Splitting is significant in borderline personality disorder and is defined in one’s relationships as idealization and devaluation, which leads to very turbulent interactions. I navigated the world through this lens and caused myself and others a lot of confusion and grief. For a long time, my sense of identity became split into two separate versions: a bad self and good self. For most of my childhood and early adolescence, I viewed myself as bad. So, like a self-fulfilling prophecy, I became bad.
By age 11, I had lost my childlike innocence and replaced it with anger. I began binge-drinking, stealing and experimenting with substances. This version of self helped me escape the painful emotions and thoughts about myself and my traumatic experiences. It gave me a sense of freedom and power until the consequences of my actions caught up with me. Then, I became even more enslaved and powerless.
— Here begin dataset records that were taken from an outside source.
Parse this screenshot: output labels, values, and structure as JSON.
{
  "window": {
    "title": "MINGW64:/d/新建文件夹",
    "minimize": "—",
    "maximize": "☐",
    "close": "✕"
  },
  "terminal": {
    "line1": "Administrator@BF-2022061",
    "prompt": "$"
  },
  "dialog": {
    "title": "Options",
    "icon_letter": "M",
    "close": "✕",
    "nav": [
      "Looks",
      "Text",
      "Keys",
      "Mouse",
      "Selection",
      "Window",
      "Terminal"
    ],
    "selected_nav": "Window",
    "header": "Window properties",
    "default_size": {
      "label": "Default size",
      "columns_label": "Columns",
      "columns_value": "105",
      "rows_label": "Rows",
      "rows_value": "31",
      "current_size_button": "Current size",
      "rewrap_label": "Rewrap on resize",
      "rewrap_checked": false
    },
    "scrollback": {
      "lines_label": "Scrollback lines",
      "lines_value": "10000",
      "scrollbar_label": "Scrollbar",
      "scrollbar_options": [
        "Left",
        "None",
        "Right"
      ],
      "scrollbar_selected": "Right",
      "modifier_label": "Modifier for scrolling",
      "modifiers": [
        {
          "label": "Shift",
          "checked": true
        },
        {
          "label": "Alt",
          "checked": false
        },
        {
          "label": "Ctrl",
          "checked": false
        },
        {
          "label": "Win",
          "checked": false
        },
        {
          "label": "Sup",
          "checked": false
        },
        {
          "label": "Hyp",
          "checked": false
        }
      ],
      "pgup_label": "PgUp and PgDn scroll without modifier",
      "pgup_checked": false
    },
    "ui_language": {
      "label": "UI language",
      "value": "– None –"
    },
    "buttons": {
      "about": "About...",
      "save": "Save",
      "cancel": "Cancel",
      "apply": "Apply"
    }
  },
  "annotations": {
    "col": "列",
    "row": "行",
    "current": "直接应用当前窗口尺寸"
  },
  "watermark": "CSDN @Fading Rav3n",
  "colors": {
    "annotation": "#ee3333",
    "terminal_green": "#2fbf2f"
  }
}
One day I thought, “This isn’t working anymore. I don’t want to be this way anymore.”
Soon thereafter, I moved out of the city and up north into a small town. I had some relatives there, but for the most part, nobody really knew me or what I had become. I had the opportunity to start fresh, so I went back to high school, graduated with honors and went straight to college which gave me a new career to follow. I opened a business, bought a home and was in a relationship. From the outside, everything appeared perfect, so I hoped it truly was.
I had created a good self, but this version was just as extreme as the one prior. This self was unrealistically perfect.
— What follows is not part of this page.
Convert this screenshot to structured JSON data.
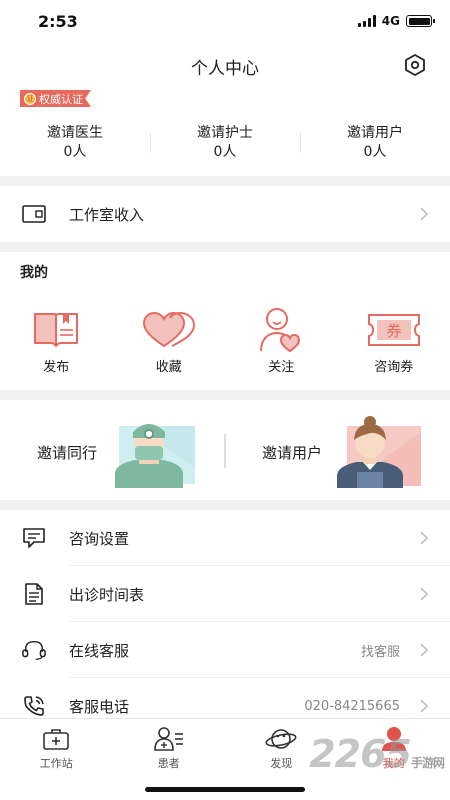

I became like this empty vessel or shell, making myself look beautiful and successful on the outside while hiding the darkness underneath. I was hiding the angry, empty and unlovable person I believed I was. I thought if other people really knew me, they’d run.
It was not a conscious effort to create these separate “selves.” The mind’s defense mechanism of splitting is an unconscious one, meaning I was not aware I was doing this. This realization came only after much work in therapy and self-revelations.
The two selves I speak of are the chaotic self and perfect self. Each one is unconsciously designed to avoid painful emotions of rejection and abandonment that I chronically felt as a child and was terrified to re-experience in adulthood.
When I am my “perfect self,” I forget about my “chaotic self.” When I am in my “chaotic self,” I forget about my “perfect self.”
This is the essence of splitting — cutting off oneself until it seems to no longer exist. These two selves are extreme opposites and could not coexist together, bouncing back and forth between chaos and perfection.
In therapy, my psychiatrist made me draw a circle on paper. In the circle, I had to write down all of the parts I perceived of my personality – good and bad. Then, on separate pieces of paper, she wrote them out and placed each one on chairs around me. I had to then confront each part of me. She first pointed to the one that said “addict” and said, “What do you want to say to her?” In anger, I yelled, “I hate you!”
Then, I confronted the frightened child part of me. I proceeded to offer comforting words to her. My therapist said, “Don’t you think the addict part of you deserves the same comfort? After all, the addict and the frightened child are the same person.”
This was a process that helped me integrate my personality so I could eventually operate as a whole. I had to acknowledge and accept all parts of me and learn about the other parts I had yet to discover. Caught up in a battle of good self versus bad self where no one wins, my doctor said, “Each self worked against the other. Imagine what they could do if they worked together!”